Electro-Weak Dark Matter: non-perturbative effect confronting indirect detections

TL;DR

This paper updates constraints on Electroweak Dark Matter considering non-perturbative effects, showing that many models are ruled out up to 20 TeV, but some regions remain viable and future experiments will probe remaining parameter space.

Contribution

It incorporates the Sommerfeld-Ramsauer-Townsend effect into indirect detection constraints, providing updated limits on various EWDM models and identifying conditions under which they evade current bounds.

Findings

Hypercharged triplet and higher multiplet EWDMs are ruled out up to 10-20 TeV.

Majorana triplet EWDM can evade constraints near Ramsauer-Townsend dips.

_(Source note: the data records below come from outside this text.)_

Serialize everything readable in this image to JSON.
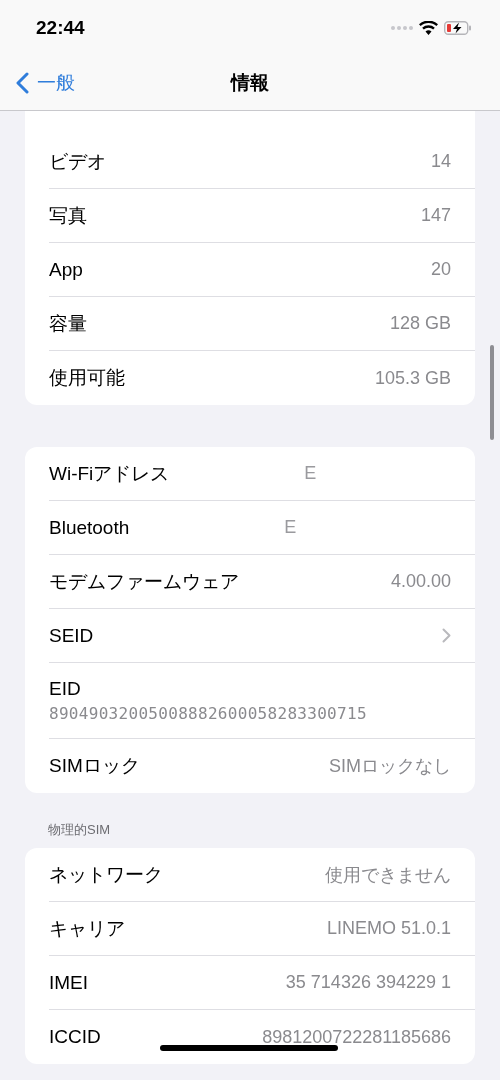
{
  "status_bar": {
    "time": "22:44"
  },
  "nav": {
    "back": "一般",
    "title": "情報"
  },
  "sections": [
    {
      "rows": [
        {
          "kind": "value",
          "label": "ビデオ",
          "value": "14"
        },
        {
          "kind": "value",
          "label": "写真",
          "value": "147"
        },
        {
          "kind": "value",
          "label": "App",
          "value": "20"
        },
        {
          "kind": "value",
          "label": "容量",
          "value": "128 GB"
        },
        {
          "kind": "value",
          "label": "使用可能",
          "value": "105.3 GB"
        }
      ]
    },
    {
      "rows": [
        {
          "kind": "faint",
          "label": "Wi-Fiアドレス",
          "value": "E"
        },
        {
          "kind": "faint",
          "label": "Bluetooth",
          "value": "E"
        },
        {
          "kind": "value",
          "label": "モデムファームウェア",
          "value": "4.00.00"
        },
        {
          "kind": "disclosure",
          "label": "SEID"
        },
        {
          "kind": "stacked",
          "label": "EID",
          "value": "89049032005008882600058283300715"
        },
        {
          "kind": "value",
          "label": "SIMロック",
          "value": "SIMロックなし"
        }
      ]
    },
    {
      "header": "物理的SIM",
      "rows": [
        {
          "kind": "value",
          "label": "ネットワーク",
          "value": "使用できません"
        },
        {
          "kind": "value",
          "label": "キャリア",
          "value": "LINEMO 51.0.1"
        },
        {
          "kind": "value",
          "label": "IMEI",
          "value": "35 714326 394229 1"
        },
        {
          "kind": "value",
          "label": "ICCID",
          "value": "8981200722281185686"
        }
      ]
    }
  ]
}
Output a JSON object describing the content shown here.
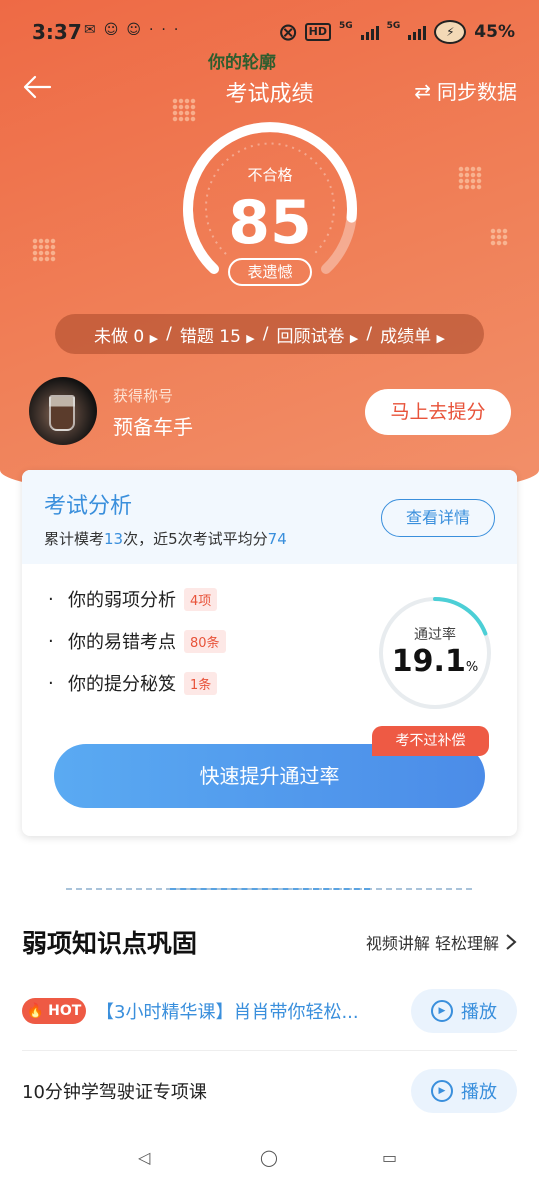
{
  "status_bar": {
    "time": "3:37",
    "notif_icons": [
      "app-icon",
      "app-icon",
      "app-icon"
    ],
    "more": "···",
    "hd": "HD",
    "net1": "5G",
    "net2": "5G",
    "battery_pct": "45%"
  },
  "overlay_text": "你的轮廓",
  "nav": {
    "title": "考试成绩",
    "sync_label": "同步数据"
  },
  "score": {
    "status": "不合格",
    "value": "85",
    "pill": "表遗憾",
    "gauge_fraction": 0.85
  },
  "links": [
    {
      "label": "未做 0"
    },
    {
      "label": "错题  15"
    },
    {
      "label": "回顾试卷"
    },
    {
      "label": "成绩单"
    }
  ],
  "profile": {
    "title_label": "获得称号",
    "title": "预备车手",
    "improve_button": "马上去提分"
  },
  "analysis": {
    "title": "考试分析",
    "summary_prefix": "累计模考",
    "mock_count": "13",
    "summary_mid": "次，近5次考试平均分",
    "average": "74",
    "detail_button": "查看详情",
    "items": [
      {
        "label": "你的弱项分析",
        "tag": "4项"
      },
      {
        "label": "你的易错考点",
        "tag": "80条"
      },
      {
        "label": "你的提分秘笈",
        "tag": "1条"
      }
    ],
    "pass_rate_label": "通过率",
    "pass_rate_value": "19.1",
    "pass_rate_unit": "%",
    "pass_rate_fraction": 0.191,
    "cta_badge": "考不过补偿",
    "cta_button": "快速提升通过率"
  },
  "weak_section": {
    "title": "弱项知识点巩固",
    "more_label": "视频讲解 轻松理解",
    "courses": [
      {
        "hot": "HOT",
        "title": "【3小时精华课】肖肖带你轻松...",
        "play": "播放"
      },
      {
        "title": "10分钟学驾驶证专项课",
        "play": "播放"
      }
    ]
  },
  "colors": {
    "hero": "#ee6a45",
    "accent_blue": "#3a8fdc",
    "accent_red": "#ee5a44"
  }
}
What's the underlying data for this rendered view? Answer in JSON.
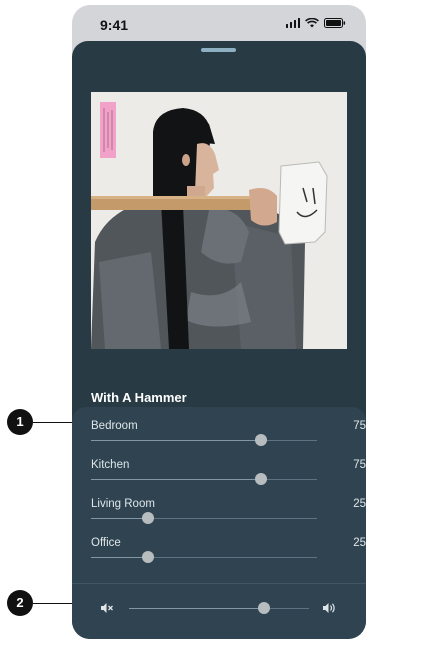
{
  "status_bar": {
    "time": "9:41"
  },
  "now_playing": {
    "title": "With A Hammer"
  },
  "rooms": [
    {
      "name": "Bedroom",
      "volume": 75,
      "slider_fraction": 0.75
    },
    {
      "name": "Kitchen",
      "volume": 75,
      "slider_fraction": 0.75
    },
    {
      "name": "Living Room",
      "volume": 25,
      "slider_fraction": 0.25
    },
    {
      "name": "Office",
      "volume": 25,
      "slider_fraction": 0.25
    }
  ],
  "master_volume": {
    "slider_fraction": 0.75
  },
  "callouts": [
    "1",
    "2"
  ],
  "colors": {
    "sheet": "#283b45",
    "panel": "#2f4450",
    "thumb": "#b7bcbf"
  }
}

Future CTA observations will test most remaining parameter space.

Abstract

We update indirect constraints on Electro-Weak Dark Matter (EWDM) considering the Sommerfeld-Ramsauer-Townsend (SRT) effect for its annihilations into a pair of standard model gauge bosons assuming that EWDM accounts for the observed dark matter (DM) relic density for a given DM mass and mass gaps among the multiplet components. For the radiative or smaller mass splitting, the hypercharged triplet and higher multiplet EWDMs are ruled out up to the DM mass ~ 10 - 20 TeV by the combination of the most recent data from AMS-02 (antiproton), Fermi-LAT (gamma-ray), and HESS (gamma-line). The Majorana triplet (wino-like) EWDM can evade all the indirect constraints only around Ramsauer-Townsend dips which can occur for a tiny mass splitting of order 10 MeV or less. In the case of the doublet (Higgsino-like) EWDM, a wide range of its mass > 500 GeV is allowed except Sommerfeld peak regions. Such a stringent limit on the triplet DM can be evaded by employing a larger mass gap of the order of 10 GeV which allows its mass larger than about 1 TeV. However, the future CTA experiment will be able to cover most of the unconstrained parameter space.